7.       Keseragaman : salinan data atau informasi yang dibuat dapat diseragamkan sehingga memudahkan pengguna (user friendly). Konsep MARC (Machinery Readable Catalogue) yang populer tahun 90an masih digunakan dalam rangka penyeragamkan penentuan tag (ruas) data bibliografi pustaka.

Selain uraian pentingnya  kebutuhan teknologi informasi tersebut di atas, IR yang telah didukung teknologi internet akan memungkinkan terjadinya komunikasi ilmiah antar individu terhadap suatu topic bahasan tertentu secara lintas wilayah IR. Termasuk juga terbentuknya control terhadap akurasi suatu karya oleh setiap individu yang mengakses suatu sumber data  online.

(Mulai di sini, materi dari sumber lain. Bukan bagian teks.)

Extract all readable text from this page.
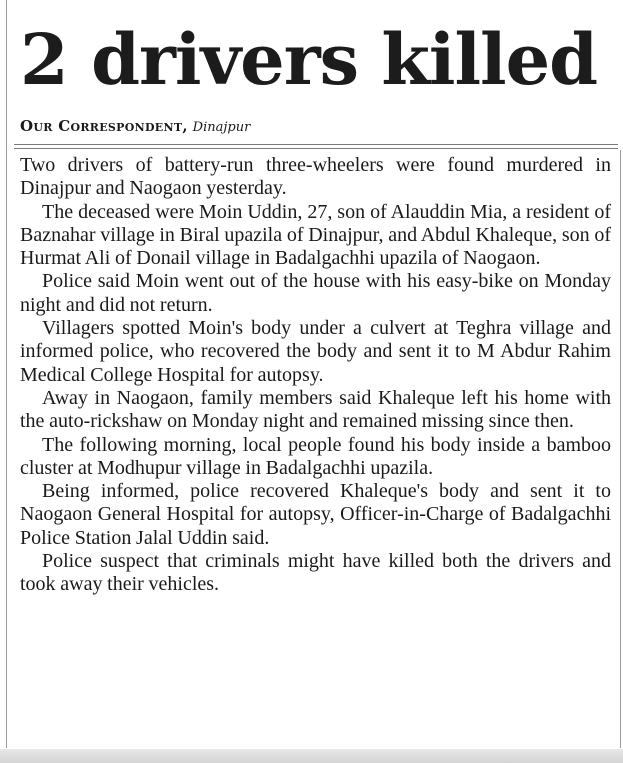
2 drivers killed
Our Correspondent, Dinajpur

Two drivers of battery-run three-wheelers were found murdered in Dinajpur and Naogaon yesterday.

The deceased were Moin Uddin, 27, son of Alauddin Mia, a resident of Baznahar village in Biral upazila of Dinajpur, and Abdul Khaleque, son of Hurmat Ali of Donail village in Badalgachhi upazila of Naogaon.

Police said Moin went out of the house with his easy-bike on Monday night and did not return.

Villagers spotted Moin's body under a culvert at Teghra village and informed police, who recovered the body and sent it to M Abdur Rahim Medical College Hospital for autopsy.

Away in Naogaon, family members said Khaleque left his home with the auto-rickshaw on Monday night and remained missing since then.

The following morning, local people found his body inside a bamboo cluster at Modhupur village in Badalgachhi upazila.

Being informed, police recovered Khaleque's body and sent it to Naogaon General Hospital for autopsy, Officer-in-Charge of Badalgachhi Police Station Jalal Uddin said.

Police suspect that criminals might have killed both the drivers and took away their vehicles.
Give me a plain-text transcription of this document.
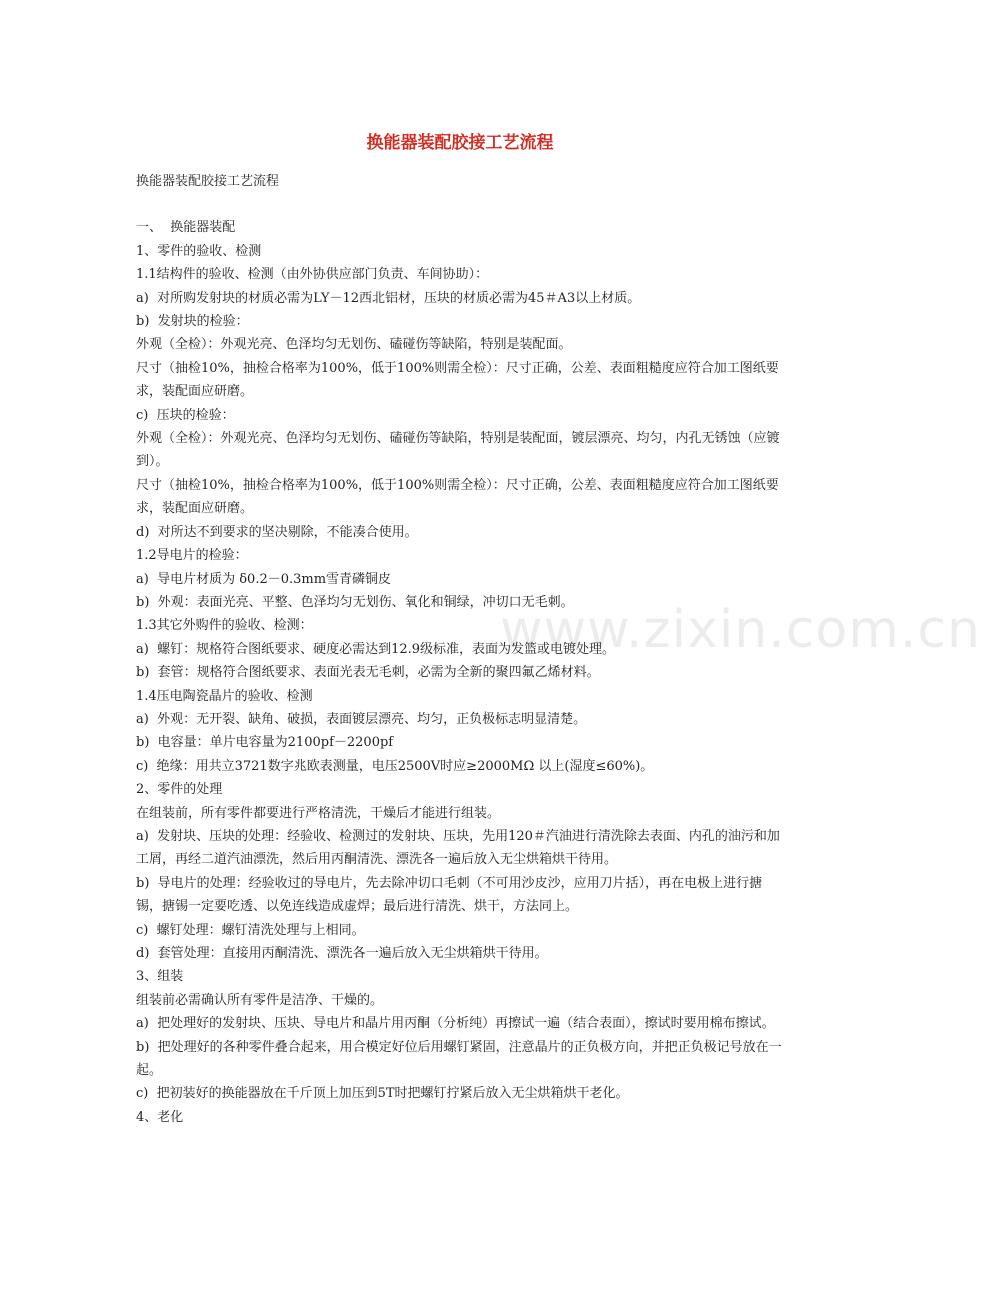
换能器装配胶接工艺流程
www.zixin.com.cn

换能器装配胶接工艺流程

一、  换能器装配

1、零件的验收、检测

1.1结构件的验收、检测（由外协供应部门负责、车间协助）：

a)  对所购发射块的材质必需为LY－12西北铝材，压块的材质必需为45＃A3以上材质。

b)  发射块的检验：

外观（全检）：外观光亮、色泽均匀无划伤、磕碰伤等缺陷，特别是装配面。

尺寸（抽检10%，抽检合格率为100%，低于100%则需全检）：尺寸正确，公差、表面粗糙度应符合加工图纸要求，装配面应研磨。

c)  压块的检验：

外观（全检）：外观光亮、色泽均匀无划伤、磕碰伤等缺陷，特别是装配面，镀层漂亮、均匀，内孔无锈蚀（应镀到）。

尺寸（抽检10%，抽检合格率为100%，低于100%则需全检）：尺寸正确，公差、表面粗糙度应符合加工图纸要求，装配面应研磨。

d)  对所达不到要求的坚决剔除，不能凑合使用。

1.2导电片的检验：

a)  导电片材质为 δ0.2－0.3mm雪青磷铜皮

b)  外观：表面光亮、平整、色泽均匀无划伤、氧化和铜绿，冲切口无毛刺。

1.3其它外购件的验收、检测：

a)  螺钉：规格符合图纸要求、硬度必需达到12.9级标准，表面为发篮或电镀处理。

b)  套管：规格符合图纸要求、表面光表无毛刺，必需为全新的聚四氟乙烯材料。

1.4压电陶瓷晶片的验收、检测

a)  外观：无开裂、缺角、破损，表面镀层漂亮、均匀，正负极标志明显清楚。

b)  电容量：单片电容量为2100pf－2200pf

c)  绝缘：用共立3721数字兆欧表测量，电压2500V时应≥2000MΩ 以上(湿度≤60%)。

2、零件的处理

在组装前，所有零件都要进行严格清洗，干燥后才能进行组装。

a)  发射块、压块的处理：经验收、检测过的发射块、压块，先用120＃汽油进行清洗除去表面、内孔的油污和加工屑，再经二道汽油漂洗，然后用丙酮清洗、漂洗各一遍后放入无尘烘箱烘干待用。

b)  导电片的处理：经验收过的导电片，先去除冲切口毛刺（不可用沙皮沙，应用刀片括），再在电极上进行搪锡，搪锡一定要吃透、以免连线造成虚焊；最后进行清洗、烘干，方法同上。

c)  螺钉处理：螺钉清洗处理与上相同。

d)  套管处理：直接用丙酮清洗、漂洗各一遍后放入无尘烘箱烘干待用。

3、组装

组装前必需确认所有零件是洁净、干燥的。

a)  把处理好的发射块、压块、导电片和晶片用丙酮（分析纯）再擦试一遍（结合表面），擦试时要用棉布擦试。

b)  把处理好的各种零件叠合起来，用合模定好位后用螺钉紧固，注意晶片的正负极方向，并把正负极记号放在一起。

c)  把初装好的换能器放在千斤顶上加压到5T时把螺钉拧紧后放入无尘烘箱烘干老化。

4、老化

Disebutkan oleh Sulistyo Basuki bahwa tujuan Repositori institusi  dibentuk oleh universitas adalah untuk menjalankan aktivitas sebagai berikut:[6]
1.       Membantu dalam penciptaan dan penyerahan asset digital;
2.       Membuka luaran universitas ke hadirin sedunia
3.       Memaksimumkan kenampakan dan dampak luaran tersebut sebagai hasil universitas
4.       Mengelola dan merawat luaran digital
5.       Mengukur dan mengelola aktivitaas penelitian dan pengajaran
6.       Memungkinkan serta mendorong  pendekatan antardisiplin terhadap riset
7.       Penyiapan metadata atau pelatihan dan bimbingan dalam penyiapan metadata
8.       Manajemen hak intelektual
9.       Manajemen preservasi
10.   Bantuan dalam akses dan penggunaan konten
11.   Pemasaran.

Dari uraian di atas maka selanjutnya perlu diketahui bagaimana pengelolaan sumber data pada suatu IR sehingga dapat tersaji dan diakses secara online setiap.  Dalam kesempatan ini penulis akan menyajikan tentang  pengelolaan IR di Perpustakaan UGM, sebagai salah satu universitas negeri di Indonesia yang memiliki IR. Tidak ada alasan khusus mengapa dipilih perpustakaan UGM sebagai obyek pembahasan, selain karena ingin memberikan keragaman dan perbandingan dengan penulis lain yang saat ini juga sedang membuat bahasan IR pada perguruan Tinggi lain.


B.   Rumusan Masalah
Bagaimana pengelolaan IR  di Perpustakaan UGM?

C.    Landasan Teori

Sulistyo Basuki dalam makalahnya Membangun Jejaring Kerja Perpustakaan Kementerian Agama,  menyebutkan beberapa pengertian mengenai IR , sebagai berikut :[7]
1.    University of Houston:  “A permanent, institute-wide repository of diverse locally produced digital eworks (e.g. article preprints and postprints, data sets, eletrpnoc theses and dissertations, learning objects, and technical reports that is available for public use and supports metadata harvesting.”
2.    Foster dan Gibbons: “an electronic system that captures, preserves and provide access to the digital work products of a community.”
3.    Mark & Shearer : “An Institutional Repository is a way for every academic institution so ‘showcase’ its intellectual prowess through the systematic collection, organization, making accessible and preservation of its intellectual output.”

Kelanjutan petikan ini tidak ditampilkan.